UAH: MUI Bisa Jadi Wadah untuk Menguji Polemik Nasab Ba'alawi

Menurut UAH, tidak bisa disebut pemikiran komprehensif jika belum diuji.

dok UMJ
Dr. (HC) Adi Hidayat, Lc., MA., yang berkesempatan memberikan pandangan dan pencerahan dengan subtema Pengembangan Praksis Dakwah Kultural: Supporters, K-Popers, dan Masyarakat Seni-Budaya, Selasa (19/03/2024), di Auditorium KH Ahmad Azhar Basyir Gedung Cendekia Universitas Muhammadiyah Jakarta (UMJ).
Rep: Fuji Eka Permana Red: A.Syalaby Ichsan

REPUBLIKA.CO.ID, JAKARTA — Ustadz Adi Hidayat (UAH) menyarankan Majelis Ulama Indonesia (MUI) menjadi wadah untuk menguji berbagai macam masalah yang diajukan khususnya terkait dengan polemik nasab Ba'alawi.

Baca Juga


Ustadz Adi yang juga merupakan Wakil Ketua Majelis Tabligh PP Muhammadiyah ini menyayangkan, polemik tentang nasab sampai saat ini belum juga berhenti. Polemik tersebut pun  melahirkan berbagai macam hal yang sangat tidak produktif, baik perdebatan yang tidak berujung, konflik di media sosial, dan diskusi yang tidak terarah.

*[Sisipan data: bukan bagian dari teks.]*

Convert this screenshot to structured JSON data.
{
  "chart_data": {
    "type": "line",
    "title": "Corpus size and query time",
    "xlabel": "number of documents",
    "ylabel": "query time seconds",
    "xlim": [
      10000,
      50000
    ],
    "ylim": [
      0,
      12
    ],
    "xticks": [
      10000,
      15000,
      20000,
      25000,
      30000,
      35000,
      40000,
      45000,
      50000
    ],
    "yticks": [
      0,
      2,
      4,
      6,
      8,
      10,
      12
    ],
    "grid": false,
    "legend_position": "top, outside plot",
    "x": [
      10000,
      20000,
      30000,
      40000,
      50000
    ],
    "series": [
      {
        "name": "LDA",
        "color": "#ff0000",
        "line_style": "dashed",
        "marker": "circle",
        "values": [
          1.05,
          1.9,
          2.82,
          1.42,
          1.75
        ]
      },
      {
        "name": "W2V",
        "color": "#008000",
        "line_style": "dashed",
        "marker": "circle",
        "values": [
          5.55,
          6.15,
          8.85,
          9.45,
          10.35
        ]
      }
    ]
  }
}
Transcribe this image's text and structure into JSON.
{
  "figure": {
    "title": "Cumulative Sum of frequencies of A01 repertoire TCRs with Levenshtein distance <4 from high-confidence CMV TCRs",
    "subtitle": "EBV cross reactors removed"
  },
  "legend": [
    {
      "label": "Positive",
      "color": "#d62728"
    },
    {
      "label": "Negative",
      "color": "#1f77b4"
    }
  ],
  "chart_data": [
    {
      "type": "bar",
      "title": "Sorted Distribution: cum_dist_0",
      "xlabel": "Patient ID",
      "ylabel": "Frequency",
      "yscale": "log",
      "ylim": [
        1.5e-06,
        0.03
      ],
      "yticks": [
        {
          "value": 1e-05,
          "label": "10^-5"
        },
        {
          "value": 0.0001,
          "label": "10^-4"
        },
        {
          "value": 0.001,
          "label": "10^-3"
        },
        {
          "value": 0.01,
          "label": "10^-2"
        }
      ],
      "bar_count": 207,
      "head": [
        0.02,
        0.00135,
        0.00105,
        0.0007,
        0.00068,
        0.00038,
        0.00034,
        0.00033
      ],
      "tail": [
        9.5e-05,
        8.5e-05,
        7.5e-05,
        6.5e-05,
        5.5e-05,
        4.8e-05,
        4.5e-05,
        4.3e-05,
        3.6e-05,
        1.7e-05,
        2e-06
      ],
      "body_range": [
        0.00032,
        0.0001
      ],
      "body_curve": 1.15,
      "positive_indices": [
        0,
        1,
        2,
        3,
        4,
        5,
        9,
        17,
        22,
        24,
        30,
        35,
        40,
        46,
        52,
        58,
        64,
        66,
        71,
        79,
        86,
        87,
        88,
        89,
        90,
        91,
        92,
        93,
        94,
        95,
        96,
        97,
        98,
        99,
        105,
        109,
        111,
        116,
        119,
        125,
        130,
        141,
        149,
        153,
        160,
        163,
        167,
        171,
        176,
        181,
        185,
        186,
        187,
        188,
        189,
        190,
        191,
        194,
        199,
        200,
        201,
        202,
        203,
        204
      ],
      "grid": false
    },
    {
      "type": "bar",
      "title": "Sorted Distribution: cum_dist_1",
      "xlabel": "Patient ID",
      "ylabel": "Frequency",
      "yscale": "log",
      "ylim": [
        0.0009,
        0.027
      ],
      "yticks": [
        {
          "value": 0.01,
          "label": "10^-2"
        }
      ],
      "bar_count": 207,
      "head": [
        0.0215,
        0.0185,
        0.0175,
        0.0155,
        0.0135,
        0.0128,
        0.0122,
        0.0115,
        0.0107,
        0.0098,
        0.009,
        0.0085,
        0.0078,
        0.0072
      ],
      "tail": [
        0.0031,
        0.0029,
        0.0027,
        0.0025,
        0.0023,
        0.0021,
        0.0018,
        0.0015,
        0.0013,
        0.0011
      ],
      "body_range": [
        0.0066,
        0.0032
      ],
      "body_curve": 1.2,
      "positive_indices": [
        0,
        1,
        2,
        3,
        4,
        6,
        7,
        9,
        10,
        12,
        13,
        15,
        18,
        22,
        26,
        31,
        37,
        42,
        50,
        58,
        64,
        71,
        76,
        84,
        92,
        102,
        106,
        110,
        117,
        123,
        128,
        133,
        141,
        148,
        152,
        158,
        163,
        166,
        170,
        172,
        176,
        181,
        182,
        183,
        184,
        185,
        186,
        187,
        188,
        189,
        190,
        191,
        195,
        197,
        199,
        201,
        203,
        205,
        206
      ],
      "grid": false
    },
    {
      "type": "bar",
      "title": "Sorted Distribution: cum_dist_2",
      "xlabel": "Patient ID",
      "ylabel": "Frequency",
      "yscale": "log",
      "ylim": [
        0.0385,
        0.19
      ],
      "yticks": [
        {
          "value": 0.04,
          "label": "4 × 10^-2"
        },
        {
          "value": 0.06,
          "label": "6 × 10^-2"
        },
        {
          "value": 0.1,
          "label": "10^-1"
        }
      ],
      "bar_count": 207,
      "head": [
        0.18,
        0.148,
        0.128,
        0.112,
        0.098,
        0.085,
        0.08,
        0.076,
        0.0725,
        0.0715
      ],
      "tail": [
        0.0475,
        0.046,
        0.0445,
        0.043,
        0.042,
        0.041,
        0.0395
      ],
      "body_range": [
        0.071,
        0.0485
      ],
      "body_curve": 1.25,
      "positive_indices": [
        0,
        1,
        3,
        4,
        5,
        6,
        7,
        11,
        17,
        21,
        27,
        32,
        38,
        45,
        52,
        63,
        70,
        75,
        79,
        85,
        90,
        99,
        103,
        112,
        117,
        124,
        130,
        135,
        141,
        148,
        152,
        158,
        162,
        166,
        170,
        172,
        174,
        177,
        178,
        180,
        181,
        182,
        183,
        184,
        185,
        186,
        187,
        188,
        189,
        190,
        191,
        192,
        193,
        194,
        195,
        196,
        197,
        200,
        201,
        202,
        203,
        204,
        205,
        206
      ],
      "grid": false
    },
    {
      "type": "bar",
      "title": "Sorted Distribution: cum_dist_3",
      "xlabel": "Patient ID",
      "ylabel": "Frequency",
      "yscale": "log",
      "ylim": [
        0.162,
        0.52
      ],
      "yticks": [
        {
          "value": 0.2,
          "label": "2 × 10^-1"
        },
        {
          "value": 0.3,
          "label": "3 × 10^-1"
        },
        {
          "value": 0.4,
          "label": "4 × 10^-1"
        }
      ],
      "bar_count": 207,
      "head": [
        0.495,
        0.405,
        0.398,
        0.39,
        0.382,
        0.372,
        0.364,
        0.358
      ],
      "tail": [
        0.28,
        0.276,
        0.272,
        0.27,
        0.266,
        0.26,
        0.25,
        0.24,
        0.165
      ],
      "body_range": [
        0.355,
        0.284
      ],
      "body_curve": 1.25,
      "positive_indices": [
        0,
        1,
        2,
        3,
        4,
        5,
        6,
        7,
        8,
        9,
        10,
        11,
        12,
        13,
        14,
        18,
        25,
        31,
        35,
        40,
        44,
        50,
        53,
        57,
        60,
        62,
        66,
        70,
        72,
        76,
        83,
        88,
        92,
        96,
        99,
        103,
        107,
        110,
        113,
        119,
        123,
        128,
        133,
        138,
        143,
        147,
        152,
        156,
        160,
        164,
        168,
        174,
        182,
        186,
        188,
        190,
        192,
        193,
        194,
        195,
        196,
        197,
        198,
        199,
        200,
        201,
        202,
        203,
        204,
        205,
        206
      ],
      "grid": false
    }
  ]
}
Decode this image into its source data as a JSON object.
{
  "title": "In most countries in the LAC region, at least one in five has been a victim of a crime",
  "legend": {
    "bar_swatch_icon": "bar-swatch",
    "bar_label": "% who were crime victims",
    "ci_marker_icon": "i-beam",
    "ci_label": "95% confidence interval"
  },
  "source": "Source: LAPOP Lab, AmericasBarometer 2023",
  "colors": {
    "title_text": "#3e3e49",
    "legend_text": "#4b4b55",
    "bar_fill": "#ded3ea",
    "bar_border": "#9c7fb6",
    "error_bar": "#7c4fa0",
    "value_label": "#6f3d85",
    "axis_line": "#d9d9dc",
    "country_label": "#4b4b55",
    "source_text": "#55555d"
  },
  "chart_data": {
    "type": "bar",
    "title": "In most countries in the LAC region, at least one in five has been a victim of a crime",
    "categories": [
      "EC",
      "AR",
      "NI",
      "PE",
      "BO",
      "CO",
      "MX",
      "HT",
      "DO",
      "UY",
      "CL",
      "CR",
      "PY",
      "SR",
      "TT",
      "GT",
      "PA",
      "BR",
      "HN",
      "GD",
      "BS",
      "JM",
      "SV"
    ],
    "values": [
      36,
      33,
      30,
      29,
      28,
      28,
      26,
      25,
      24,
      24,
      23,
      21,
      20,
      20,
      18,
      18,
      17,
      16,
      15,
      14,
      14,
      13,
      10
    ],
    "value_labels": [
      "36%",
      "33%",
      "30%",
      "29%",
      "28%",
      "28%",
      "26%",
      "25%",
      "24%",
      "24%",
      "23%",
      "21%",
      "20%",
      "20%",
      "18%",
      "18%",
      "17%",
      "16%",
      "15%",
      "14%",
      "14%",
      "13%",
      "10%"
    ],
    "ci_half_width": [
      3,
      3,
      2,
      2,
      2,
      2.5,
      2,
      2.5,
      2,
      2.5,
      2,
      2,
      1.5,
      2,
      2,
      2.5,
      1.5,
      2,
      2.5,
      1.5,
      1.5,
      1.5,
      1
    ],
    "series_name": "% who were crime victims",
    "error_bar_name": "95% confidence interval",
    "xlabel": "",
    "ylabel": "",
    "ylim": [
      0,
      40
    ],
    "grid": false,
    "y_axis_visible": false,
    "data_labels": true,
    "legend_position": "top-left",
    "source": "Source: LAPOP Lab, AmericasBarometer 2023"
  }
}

"Bahkan belakangan ini kita mulai juga melihat turunan-turunan konflik di media sosial itu ke dunia nyata sampai terlahir tindakan-tindakan yang tidak kita harapkan," kata Ustadz Adi, dikutip dari Youtube Channel Adi Hidayat Official yang dipublikasikan pada 13 Agustus 2024.


Dengan segala kerendahan hati, namun juga diiringi dengan ketegasan yang penuh, UAH mengimbau kepada seluruh pihak untuk menghentikan seluruh polemik, diskusi, dan perdebatan terkait dengan nasab ini mengingat dampak dan akibatnya.

"Dan tentu kita semua khususnya para ulama, para kiai, para ustadz sangat memahami tentang tuntunan agama kita, bagaimana menghadirkan nilai-nilai keutamaan dalam menjaga kerukunan, ishlah, menjaga maqashid syariah yang lima aspek itu, dan tentu kita juga memahami untuk menyelesaikan satu persoalan ada tempat-tempatnya yang tertentu," jelas dia.

Ustadz Adi menerangkan, jika hal ini dibagi dua persoalan, salah satunya perkara ilmiah. "Saya sarankan akan lebih baik bila di sini, seperti MUI menjadi wadah misalnya, wadah yang baik untuk menguji berbagai macam masalah-masalah yang diajukan, khususnya terkait dengan polemik nasab ini, silakan diujikan di tempat yang baik," ujar UAH. 

Harus diuji..

Ustadz Adi menyampaikan, tentu tidak bisa disebut sebuah pemikiran yang komprehensif, apakah itu namanya tesis atau yang lainnya kalau belum diuji. Untuk itu ada baiknya hal-hal yang dipersoalkan, baik itu pihak pengguat ataupun juga yang digugat kemudian duduk di forum tersebut.

Para ulama lantas bisa menjadi penengah dan menilai dengan standar-standar keilmuan yang memang pakem dan sistematikanya telah diketahui bersama.

"Tentu (jika) membahas ilmu nasab, kita turunkan dengan turunan sistematika ilmu nasabnya, bila yang disoal nasab, tentu yang dibahas dengan pendekatan ilmu nasab. Bila yang disoal masalah yang lain, tentu pendekatannya dengan kodifikasi ilmu-ilmu yang telah ada dan dihadirkan oleh para ulama," kata UAH.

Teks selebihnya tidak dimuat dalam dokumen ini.